Monday, June 19, 2006

Speaking at SVASE Event Tomorrow

I'm going to be hosting a lunch and speaking about Milestone Investing at the SVASE Startup U event in San Jose tomorrow, details can be found here. Hope to see you there.

Milestones not Millstones
It’s all about technology, markets and people

Since my post Choosing Wisely – Business Models to Profit By, I’ve had a number of questions on how to choose milestones and goals for your business. As I mentioned previously, it’s important to come to a point of view on what you want your business to be and how you intend to get there. Your point of view may change, but if you start with a well thought out point of view at least you will have the perspective and data to make considered changes.

Milestones are simply interim way points or goals. They should be constructed so that the completion of a milestone provides a powerful indicator that you are on the right course. Missing a milestone requires that you consider the reasons for failure, rethink the ultimate goals of the company, or both.

When I help companies construct milestones I usually like to bucket them into three categories: Technology, Market and People. I also like to consider what stage the company is in, again I usually like to bucket stages into three categories – Proof of Concept, Going to Market and Scaling to Profitability. Different milestones are appropriate for each stage but in general you want to pick things that are pivot points for both risk and opportunity.

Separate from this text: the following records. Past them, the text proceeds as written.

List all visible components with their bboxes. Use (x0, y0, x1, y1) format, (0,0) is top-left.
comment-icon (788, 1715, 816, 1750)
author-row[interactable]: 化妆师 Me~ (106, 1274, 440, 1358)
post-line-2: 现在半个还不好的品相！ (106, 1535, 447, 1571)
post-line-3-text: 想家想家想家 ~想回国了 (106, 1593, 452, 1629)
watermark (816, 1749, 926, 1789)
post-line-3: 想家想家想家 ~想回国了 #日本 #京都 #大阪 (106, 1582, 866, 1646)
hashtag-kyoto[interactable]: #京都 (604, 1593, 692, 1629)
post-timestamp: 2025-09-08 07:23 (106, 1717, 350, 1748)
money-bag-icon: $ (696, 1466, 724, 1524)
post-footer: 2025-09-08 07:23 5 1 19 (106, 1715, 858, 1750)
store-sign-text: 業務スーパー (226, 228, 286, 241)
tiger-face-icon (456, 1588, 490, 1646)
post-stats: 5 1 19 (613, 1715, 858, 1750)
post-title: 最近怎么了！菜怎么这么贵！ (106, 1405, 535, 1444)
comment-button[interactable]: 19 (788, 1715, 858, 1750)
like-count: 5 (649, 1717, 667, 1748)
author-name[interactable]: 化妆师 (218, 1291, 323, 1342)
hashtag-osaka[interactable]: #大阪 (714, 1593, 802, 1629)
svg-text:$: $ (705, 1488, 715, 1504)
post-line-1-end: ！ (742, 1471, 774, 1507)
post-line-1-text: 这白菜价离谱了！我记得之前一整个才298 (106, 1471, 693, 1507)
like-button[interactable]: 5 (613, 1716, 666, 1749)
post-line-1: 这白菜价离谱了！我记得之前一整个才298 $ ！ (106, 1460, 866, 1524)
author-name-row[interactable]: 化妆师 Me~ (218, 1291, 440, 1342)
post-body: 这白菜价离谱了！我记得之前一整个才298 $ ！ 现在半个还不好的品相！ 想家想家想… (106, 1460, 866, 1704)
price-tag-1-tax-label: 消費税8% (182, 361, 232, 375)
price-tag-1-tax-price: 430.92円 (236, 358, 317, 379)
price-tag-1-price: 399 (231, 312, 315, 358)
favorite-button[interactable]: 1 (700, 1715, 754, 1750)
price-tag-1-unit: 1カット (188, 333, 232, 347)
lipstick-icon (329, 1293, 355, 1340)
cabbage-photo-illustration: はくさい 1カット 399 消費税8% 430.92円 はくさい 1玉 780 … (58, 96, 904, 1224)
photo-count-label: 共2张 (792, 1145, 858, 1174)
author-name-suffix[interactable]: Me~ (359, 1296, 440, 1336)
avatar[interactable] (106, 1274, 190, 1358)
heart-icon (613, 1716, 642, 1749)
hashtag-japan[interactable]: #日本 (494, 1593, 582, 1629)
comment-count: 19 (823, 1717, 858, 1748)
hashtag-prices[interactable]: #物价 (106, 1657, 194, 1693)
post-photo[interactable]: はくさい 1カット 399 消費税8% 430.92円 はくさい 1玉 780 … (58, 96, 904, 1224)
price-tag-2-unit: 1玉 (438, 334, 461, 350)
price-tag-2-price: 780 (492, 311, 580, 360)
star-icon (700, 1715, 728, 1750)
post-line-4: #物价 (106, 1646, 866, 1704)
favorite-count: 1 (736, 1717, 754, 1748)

In the proof of concept stage technology milestones should focus on proving the feasibility of the core technology. For example, in a software or Internet company, there are often key algorithms that need to be developed. What milestones need to be achieved so that these algorithms provide compelling results to justify the essence of your company’s value proposition?

Market milestones should be chosen so that completion provides substantial proof that a large enough market exists to continue to the next stage. For example, you might complete a compellation of published market research on existing and related markets, gather market sizing information for your target market and conduct primary research and interviews with a representative set of your target customer base.

In the proof of concept phase, it’s important to measure the effectiveness of different people in their jobs, including yourself. When done early, honest appraisals of whether the right people are doing the right job can avoid costly and painful conversations later. Often this can be determined simply by evaluating who is achieving their goals and who is not. It should be obvious who is in the right role, and if it isn’t, well that is an answer too!

When your company is about to transition from the proof of concept stage (we are pretty sure we can build the technology, we are confident a market exists, and we have the right people and they are doing the right job), it’s time to think about milestones that will bring your product or service to market. In this stage, choose technology milestones that lead to a general release of the first product and a development process that allows for quick iteration to the next release or generation of the product based on initial customer feedback.

The most important marketing milestones will provide further validation of the market and identify missing elements of the product through feedback from a broad cross sections of target customers. It’s equally important to have milestones around developing a product specification based on that feedback as well as a marketing plan that includes initial sales or customer acquisition targets. Choose milestones and market metrics that prove to you and your Board the company is establishing market traction.

In the go-to market stage the company will hopefully be scaling quickly, requiring people to do a variety of jobs and exercise additional skills. Implement the milestone process deeper into the company will allow you to develop a broader evaluation process for more people than you put in place in the proof of concept phase.

Once you have firmly established yourself in the market (good initial customer base, broadly used by consumers etc.), the next stage is scaling to profitability. For technology milestones you will want to consider milestones around product cycle times, cost to deliver and other goals that will allow you to deliver a cost and feature competitive product.

Marketing milestones will largely revolve around scaling the sales or customer acquisition process economically. If you are an Internet company you should carefully monitor customer acquisition costs against lifetime value of the customer and drive towards making the customer profitable. In a more traditional software or hardware company, focus on milestones that guide you to a set of customers and sales processes that are repeatable.

At this point in the company’s evolution you should be scaling rapidly and it’s likely you will need to augment the team. Sales and Marketing are likely places to focus, but you should also evaluate needs across the company and establish timelines and milestones that insure you have critical human resources in place at the right time.

I’ve suggested a few ways to create a framework and establish goals/milestones for your company. Each company is unique and you should adapt or create milestones and goals that work for you and your particular situation. The important thing is to “Just Do It!”. Creating Milestones will help you avoid building a Millstone around your neck and contribute to building a successful company.